Overstolz
- An old pack of Overstolz cigarettes
- Product type: Cigarette
- Produced by: Japan Tobacco International
- Country: German Empire
- Introduced: 1917; 109 years ago
- Discontinued: May 2015
- Markets: German Empire, Weimar Republic, Nazi Germany, Allied-occupied Germany, West-Germany, Germany
- Previous owners: Haus Neuerburg

= Overstolz =

German cigarette brand

Overstolz is a German cigarette brand manufactured by Japan Tobacco International.

==History==
Overstolz was originally manufactured by the former Cologne cigarette company Haus Neuerburg. The brand is named after the Cologne patrician of Overstolzen and has been protected since 1917. In the 1960s, the German actor Heinz Engelmann (known from the police procedural television series Stahlnetz) was the advertising face of the cigarette brand, for which he made various newspaper and television adverts. In 2014, Overstolz cigarettes are manufactured by Japan Tobacco international in Trier.
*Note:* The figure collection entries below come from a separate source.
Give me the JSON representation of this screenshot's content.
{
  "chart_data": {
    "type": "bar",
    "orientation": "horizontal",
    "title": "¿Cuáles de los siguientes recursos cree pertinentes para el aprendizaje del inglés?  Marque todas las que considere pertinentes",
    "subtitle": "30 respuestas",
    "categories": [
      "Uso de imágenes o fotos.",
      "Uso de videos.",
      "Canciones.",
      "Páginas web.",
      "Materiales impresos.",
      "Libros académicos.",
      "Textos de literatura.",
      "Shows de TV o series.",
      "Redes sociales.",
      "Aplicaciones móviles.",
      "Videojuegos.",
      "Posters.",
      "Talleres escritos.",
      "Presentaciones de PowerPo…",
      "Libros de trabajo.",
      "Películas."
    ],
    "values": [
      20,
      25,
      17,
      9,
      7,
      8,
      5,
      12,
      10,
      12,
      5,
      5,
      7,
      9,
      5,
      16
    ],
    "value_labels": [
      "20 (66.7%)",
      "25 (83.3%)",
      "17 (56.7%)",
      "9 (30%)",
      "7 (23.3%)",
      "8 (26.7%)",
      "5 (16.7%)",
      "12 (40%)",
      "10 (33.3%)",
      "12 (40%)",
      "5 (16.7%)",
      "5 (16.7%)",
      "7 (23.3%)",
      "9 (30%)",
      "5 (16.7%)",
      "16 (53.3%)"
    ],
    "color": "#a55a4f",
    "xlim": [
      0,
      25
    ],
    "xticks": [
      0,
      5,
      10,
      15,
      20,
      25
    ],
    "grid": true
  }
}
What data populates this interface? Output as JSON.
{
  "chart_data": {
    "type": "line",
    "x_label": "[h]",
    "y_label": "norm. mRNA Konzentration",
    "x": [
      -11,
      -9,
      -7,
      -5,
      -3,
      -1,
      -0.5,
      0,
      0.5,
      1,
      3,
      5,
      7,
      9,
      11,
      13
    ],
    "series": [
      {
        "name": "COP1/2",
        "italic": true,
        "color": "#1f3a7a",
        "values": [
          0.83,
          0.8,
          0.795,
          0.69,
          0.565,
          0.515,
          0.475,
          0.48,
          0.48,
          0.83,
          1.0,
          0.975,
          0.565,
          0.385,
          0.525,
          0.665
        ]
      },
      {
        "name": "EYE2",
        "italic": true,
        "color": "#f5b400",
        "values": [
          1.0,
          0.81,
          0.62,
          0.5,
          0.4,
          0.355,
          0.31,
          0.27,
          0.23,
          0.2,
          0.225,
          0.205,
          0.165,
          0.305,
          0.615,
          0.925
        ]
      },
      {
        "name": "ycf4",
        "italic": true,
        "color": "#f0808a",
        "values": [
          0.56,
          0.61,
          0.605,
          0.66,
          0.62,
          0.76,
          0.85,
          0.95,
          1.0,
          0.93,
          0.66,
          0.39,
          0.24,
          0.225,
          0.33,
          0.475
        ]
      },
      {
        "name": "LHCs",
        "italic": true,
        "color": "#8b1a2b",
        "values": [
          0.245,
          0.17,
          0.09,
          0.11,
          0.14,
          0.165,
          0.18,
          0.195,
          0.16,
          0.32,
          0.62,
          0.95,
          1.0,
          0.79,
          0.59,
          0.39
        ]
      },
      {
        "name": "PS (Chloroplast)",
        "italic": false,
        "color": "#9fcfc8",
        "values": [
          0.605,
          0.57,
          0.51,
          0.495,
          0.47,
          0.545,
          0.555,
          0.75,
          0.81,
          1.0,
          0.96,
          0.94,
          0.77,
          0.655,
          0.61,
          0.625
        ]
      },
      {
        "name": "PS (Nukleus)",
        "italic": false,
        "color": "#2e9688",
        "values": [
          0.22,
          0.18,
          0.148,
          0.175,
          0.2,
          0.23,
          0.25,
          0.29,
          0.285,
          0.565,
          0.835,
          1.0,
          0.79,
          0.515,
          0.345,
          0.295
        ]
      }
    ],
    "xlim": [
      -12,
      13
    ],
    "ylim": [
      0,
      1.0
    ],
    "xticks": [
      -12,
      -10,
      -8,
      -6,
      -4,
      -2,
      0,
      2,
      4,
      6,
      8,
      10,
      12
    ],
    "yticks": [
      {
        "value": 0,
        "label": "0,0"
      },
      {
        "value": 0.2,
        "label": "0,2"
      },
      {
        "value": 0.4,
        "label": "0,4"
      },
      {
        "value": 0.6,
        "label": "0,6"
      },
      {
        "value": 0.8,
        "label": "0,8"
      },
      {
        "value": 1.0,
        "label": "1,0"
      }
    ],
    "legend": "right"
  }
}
Since May 2015, the brand is no longer available on the normal market, however they are still available in online tobacco shops, but are only sold in 10-packs.

==Products==
- Overstolz Filter

Below are all the current brands of Overstolz cigarettes sold, with the levels of tar, nicotine and carbon monoxide included.

| Pack | Tar | Nicotine | Carbon monoxide |
|---|---|---|---|
| Overstolz Filter | 10 mg | 0,8 mg | 10 mg |

== In popular culture ==
In a nod to his Cologne background, Gereon Rath, the detective in Volker Kutscher's Berlin-based detective series smokes Overstolz.